Def (Cauchy distribution). The Cauchy distribution has PDF $f(x) = \frac{1}{\pi (1 + x^2)}$. By representation, if $Z_1, Z_2$ are i.i.d. standard Normal, then $Z_1 / Z_2 \sim \textrm{Cauchy}$

Let $C \sim \textrm{Cauchy}$
The mean does not exist
- This seems unintuitive b/c $\Pr(Z_2 = 0) = 0$ and b/c the distribution is symmetric
- However, what happens is $\infty - \infty$
  - Use definition of expectation on RHS: $\int_0^\infty \frac{x}{1 + x^2} dx$
  - Integral is infinite
    - Compare it w/ $\int_1^\infty \frac{dx}{x}$, which is known to diverge
    - Can also use $u$-substitution of $1 + x^2 = u$
The Cauchy distribution also does not work with CLT
- The sample mean of Cauchy distributions has the same distribution as a Cauchy distribution
- I.e., for $C_1, \dots, C_n$ i.i.d., we have that $\bar C = \frac{1}{n} \sum_{j = 1}^n C_j \sim C_1$

Student $t$-distributions

Covered in Ch. 10 of Stat 110 textbook
- Not thoroughly covered otherwise
- Seems unmotivated without statistical inference

Def (Student $t$-distribution). The PDF of the Student $t$-distribution with $n$ degrees of freedom is

\[f_T(t) = \frac{\Gamma((n + 1)/2)}{\sqrt{n \pi} \Gamma(n / 2)} (1 + t^2 / n)^{-(n + 1) / 2}.\]

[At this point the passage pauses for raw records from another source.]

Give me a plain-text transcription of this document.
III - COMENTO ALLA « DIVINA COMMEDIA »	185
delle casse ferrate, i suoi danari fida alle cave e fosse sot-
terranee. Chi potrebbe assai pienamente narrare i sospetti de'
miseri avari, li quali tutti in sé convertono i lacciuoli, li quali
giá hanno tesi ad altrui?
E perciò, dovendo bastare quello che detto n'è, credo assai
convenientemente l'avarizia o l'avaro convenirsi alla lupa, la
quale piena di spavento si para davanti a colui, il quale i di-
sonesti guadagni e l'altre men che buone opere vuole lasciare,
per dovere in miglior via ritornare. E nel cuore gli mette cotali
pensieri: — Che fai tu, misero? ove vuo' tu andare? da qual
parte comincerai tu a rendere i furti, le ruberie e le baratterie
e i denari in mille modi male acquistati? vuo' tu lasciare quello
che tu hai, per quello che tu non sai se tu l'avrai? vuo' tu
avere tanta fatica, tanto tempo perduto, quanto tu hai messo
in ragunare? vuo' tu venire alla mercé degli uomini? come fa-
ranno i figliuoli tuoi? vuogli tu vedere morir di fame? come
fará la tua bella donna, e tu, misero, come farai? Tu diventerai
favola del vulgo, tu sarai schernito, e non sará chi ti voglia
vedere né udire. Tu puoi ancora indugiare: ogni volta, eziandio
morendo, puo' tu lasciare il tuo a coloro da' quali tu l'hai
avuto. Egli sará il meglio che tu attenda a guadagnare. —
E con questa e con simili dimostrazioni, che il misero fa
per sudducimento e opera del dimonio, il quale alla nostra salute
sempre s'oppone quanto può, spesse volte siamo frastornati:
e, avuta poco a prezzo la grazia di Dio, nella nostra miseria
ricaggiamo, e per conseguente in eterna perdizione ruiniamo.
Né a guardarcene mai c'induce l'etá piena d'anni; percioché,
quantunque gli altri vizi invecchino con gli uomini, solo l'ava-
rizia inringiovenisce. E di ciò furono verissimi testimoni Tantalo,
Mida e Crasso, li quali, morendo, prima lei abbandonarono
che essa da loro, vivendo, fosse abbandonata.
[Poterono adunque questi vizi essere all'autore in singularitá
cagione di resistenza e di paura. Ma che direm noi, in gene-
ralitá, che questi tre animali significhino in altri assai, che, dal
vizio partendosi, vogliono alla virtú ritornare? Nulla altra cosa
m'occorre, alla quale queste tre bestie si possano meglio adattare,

The Cauchy is a Student $t$-distribution with $n = 1$.

By representation, if $T$ is a Student $t$-distribution with $n$ degrees of freedom,

\[T = \frac{Z}{\sqrt{V / n}}: \quad Z \sim \mathcal{N}(0, 1), \;\; V \sim \chi^2_n, \;\; Z \perp V.\]

Hey, that looks sort of like the operations we did on our pivot earlier!
$t$-distribution allows for construction of pivot when standard deviation unknown
$t$-distribution introduced by Gosset under the pseudonym “Student”
- William Sealy Gosset was chief brewer for Guinness
- Gosset used the distribution to conduct quality control for Guinness
Gosset motivated to characterize the distribution to create a pivot when we use sample mean and sample variance

Ex (Motivating example for $t$-distribution). $Y_1, \dots, Y_n \sim \mathcal{N}(\mu, \sigma^2)$, where observations are i.i.d. and the mean and variance are unknown. We have $\hat\mu = \bar Y \sim \mathcal{N}(\mu, \sigma^2 / n)$. When using the estimate of $\sigma$, we have $\frac{\bar Y - \mu}{\hat\sigma / \sqrt{n}}$.

We know $\bar Y$ has the same distribution as $\frac{\sigma}{\sqrt n} Z$, where $Z$ is standard Normal. We also have that $\bar Y \perp \hat\sigma$. How do we show this independence? This is a special property of the Normal distribution. For reference, the estimate is below:

\[\hat\sigma^2 = \frac{1}{n - 1} \sum_{j = 1}^n (Y_j - \bar Y)^2\]

(Proof is in Ex. 7.5.9 in the Stat 110 book). We can then write

\[\frac{\bar Y - \mu}{\hat\sigma / \sqrt{n}} \sim \left(\frac{\sigma}{\sqrt n} Z\right) \bigg/ \left( \frac{\sigma}{\sqrt n} \sqrt{\frac{V_{n - 1}}{n - 1}} \right) = \frac{Z}{\sqrt{\frac{V_{n - 1}}{n - 1}}} \sim t_{n - 1}\]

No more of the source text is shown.